On the way to Barskimming I downed my ½ ltr and immediately felt a bit ‘bagged’ up.
Barskimming has yet another new route. Louise was at the start and she told me that Scott was about 17 minutes ahead; I could forget about him then. I don’t normally enjoy tarmac during a long race but even with my fast upsetting tummy it was quite a delight going through the neatly coiffured grounds. At the exit, Anneke was marshalling. Expecting her to tell me that Scott was now about 30 minutes ahead I was astonished to discover he was within 2. Yes, good old Scott had got lost yet again.
Through Failford and into the gorge where I began to feel that I may have to disgorge. My times really started to go to pot here and when I came out at Sorn, it was all I could do not to throw up at Anne’s feet as she was cheering me on (sorry Anne).
Charlie caught me just after Annbank. I was really pleased to see him because he looked as if he was runing well and would be able to hold 2nd place to the end. I doubted at this point that I’d even make it to the end and about a mile from Annbank I fell retching to the ground and proceeded to empty my stomach. I immediately felt better but knew that I was now running on empty.
George was waiting to cheer us on at Tarholm Bridge. Great to see the old guy. Amazing that he still gets out and about at 97 (hope matron knew he’d got out).
Auchincruive was another morale booster with Tim, Anne and Toni all telling me that it was too close to give up. I grabbed a mouthfull of elderberries as I ran past a convenient tree and they gave me much needed sugar and a bit of carbo.
I was caught by another guy as I staggered along Tomato Lane. At this point George cycled up and told me that I was still in 3rd place. “No, surely you mean 4th” said I. George went on to explain that Scott from Portobello had taken yet another wrong turn and was now about 1 mile behind me. (Instead of turning left from Auchincruive and going over Oswald’s Bridge, he’d gone straight on – ploughed fields, large bulls and zero paths were his lot). Should have gone to Specsavers.
I reached Ayr in 3rd place but was caught by yet another guy as I went past Kyle Academy. He kindly offered to run with me but I told him that I couldn’t raise my pace at all, so off he went to an eventual 3rd place.
My final placing was 4th and I was pleased with that. I was exhausted at the finish and felt awfull. My own stupid fault for taking the electrolite when not used to it. I’ve often advised people not to take such things unless they’re used to them – wish I’d taken my own advice. I was slower by 7 minutes this year but I still managed to beat the 7 hours at 6:58.

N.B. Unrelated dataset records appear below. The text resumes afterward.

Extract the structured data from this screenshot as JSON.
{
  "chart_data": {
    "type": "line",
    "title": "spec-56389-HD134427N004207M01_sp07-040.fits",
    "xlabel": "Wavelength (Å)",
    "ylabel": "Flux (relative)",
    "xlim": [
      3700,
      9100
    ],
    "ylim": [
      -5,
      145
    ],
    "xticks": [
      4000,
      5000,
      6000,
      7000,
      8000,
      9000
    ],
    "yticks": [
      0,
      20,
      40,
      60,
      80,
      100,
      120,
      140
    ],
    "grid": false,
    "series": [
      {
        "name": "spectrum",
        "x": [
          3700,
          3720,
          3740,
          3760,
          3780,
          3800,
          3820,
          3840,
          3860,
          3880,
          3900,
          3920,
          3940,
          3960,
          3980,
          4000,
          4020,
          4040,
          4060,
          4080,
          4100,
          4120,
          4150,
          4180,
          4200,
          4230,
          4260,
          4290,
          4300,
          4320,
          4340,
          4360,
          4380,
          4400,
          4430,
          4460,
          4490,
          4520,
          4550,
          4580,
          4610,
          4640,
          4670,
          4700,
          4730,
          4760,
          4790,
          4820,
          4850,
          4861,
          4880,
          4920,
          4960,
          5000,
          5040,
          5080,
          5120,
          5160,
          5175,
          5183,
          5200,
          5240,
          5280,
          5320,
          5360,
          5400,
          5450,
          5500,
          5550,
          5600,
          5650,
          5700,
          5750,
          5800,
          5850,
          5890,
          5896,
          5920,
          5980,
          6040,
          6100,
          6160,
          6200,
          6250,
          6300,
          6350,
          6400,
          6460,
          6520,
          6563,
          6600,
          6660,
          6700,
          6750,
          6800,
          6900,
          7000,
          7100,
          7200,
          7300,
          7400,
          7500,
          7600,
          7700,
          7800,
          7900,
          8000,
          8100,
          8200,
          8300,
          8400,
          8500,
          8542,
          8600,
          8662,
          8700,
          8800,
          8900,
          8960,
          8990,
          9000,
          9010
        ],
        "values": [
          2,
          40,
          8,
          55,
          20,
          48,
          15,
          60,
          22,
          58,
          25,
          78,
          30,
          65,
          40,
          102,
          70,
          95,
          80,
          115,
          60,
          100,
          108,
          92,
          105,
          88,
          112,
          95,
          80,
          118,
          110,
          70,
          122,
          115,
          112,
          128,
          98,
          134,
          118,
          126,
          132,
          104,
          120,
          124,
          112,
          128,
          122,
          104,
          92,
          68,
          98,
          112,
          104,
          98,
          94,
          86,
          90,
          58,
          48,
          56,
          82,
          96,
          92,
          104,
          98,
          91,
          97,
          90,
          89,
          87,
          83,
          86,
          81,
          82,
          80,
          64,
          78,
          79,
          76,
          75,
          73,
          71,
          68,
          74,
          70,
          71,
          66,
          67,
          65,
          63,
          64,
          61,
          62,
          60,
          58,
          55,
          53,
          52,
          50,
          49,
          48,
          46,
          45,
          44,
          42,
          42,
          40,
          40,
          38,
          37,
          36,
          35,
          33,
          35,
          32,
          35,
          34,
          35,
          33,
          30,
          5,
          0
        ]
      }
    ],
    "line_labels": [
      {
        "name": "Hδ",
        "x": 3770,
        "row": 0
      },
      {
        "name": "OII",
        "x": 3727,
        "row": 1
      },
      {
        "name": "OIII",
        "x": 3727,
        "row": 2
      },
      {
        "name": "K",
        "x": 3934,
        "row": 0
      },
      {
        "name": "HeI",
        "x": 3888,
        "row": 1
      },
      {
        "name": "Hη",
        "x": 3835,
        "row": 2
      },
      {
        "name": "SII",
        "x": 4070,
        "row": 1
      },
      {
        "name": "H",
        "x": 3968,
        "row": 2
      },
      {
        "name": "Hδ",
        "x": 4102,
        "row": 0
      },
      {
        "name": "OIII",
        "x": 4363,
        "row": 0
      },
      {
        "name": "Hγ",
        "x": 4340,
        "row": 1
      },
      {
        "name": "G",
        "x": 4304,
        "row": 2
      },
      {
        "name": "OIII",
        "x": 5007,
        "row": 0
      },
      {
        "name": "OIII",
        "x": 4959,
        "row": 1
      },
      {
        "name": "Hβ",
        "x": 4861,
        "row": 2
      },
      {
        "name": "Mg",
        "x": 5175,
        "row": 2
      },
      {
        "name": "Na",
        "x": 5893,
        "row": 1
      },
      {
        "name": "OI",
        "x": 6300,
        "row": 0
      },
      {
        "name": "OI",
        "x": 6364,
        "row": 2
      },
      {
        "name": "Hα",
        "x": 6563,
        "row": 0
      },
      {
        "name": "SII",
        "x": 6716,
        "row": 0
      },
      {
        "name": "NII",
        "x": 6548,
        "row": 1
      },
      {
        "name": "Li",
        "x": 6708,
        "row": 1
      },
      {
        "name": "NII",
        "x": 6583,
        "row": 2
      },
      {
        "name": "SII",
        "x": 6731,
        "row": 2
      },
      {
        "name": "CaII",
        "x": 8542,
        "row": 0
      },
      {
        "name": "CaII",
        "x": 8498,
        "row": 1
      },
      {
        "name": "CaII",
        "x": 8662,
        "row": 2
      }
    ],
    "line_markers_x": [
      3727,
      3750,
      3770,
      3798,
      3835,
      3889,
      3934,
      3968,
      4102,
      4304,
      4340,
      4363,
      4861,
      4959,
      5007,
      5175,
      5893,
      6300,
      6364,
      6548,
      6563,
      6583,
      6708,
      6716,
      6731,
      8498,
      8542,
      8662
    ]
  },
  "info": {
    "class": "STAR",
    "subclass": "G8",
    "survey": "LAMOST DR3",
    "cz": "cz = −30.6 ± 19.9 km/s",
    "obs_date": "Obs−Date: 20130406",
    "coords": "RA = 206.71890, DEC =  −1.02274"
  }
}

The winner was Charlie. Well deserved and keeps the Tortoises as Ayrshire’s no 1. Great stuff Charlie.
Slept in Ian forgot to turn his watch on so we’ll need to wait to get his time and placing but he looked as if he’d just been out for a leisurely jog when I saw him at the finish.
Hop-a-long Bobby came in on his slowest time even although, considering the injury he was carrying, he ran a brilliant race. As he finished he shouted to me, “Important thing – did my record survive?” Yes Boabee, you’re still the man.
Portobello Scott eventually finished. It’s reckoned he lost about 1 hour with his wanderings around the Ayrshire countryside. However, he viewed it quite philosophically and told me, “I may not have won but I at least achieved a pb – FOR 50 MILES!”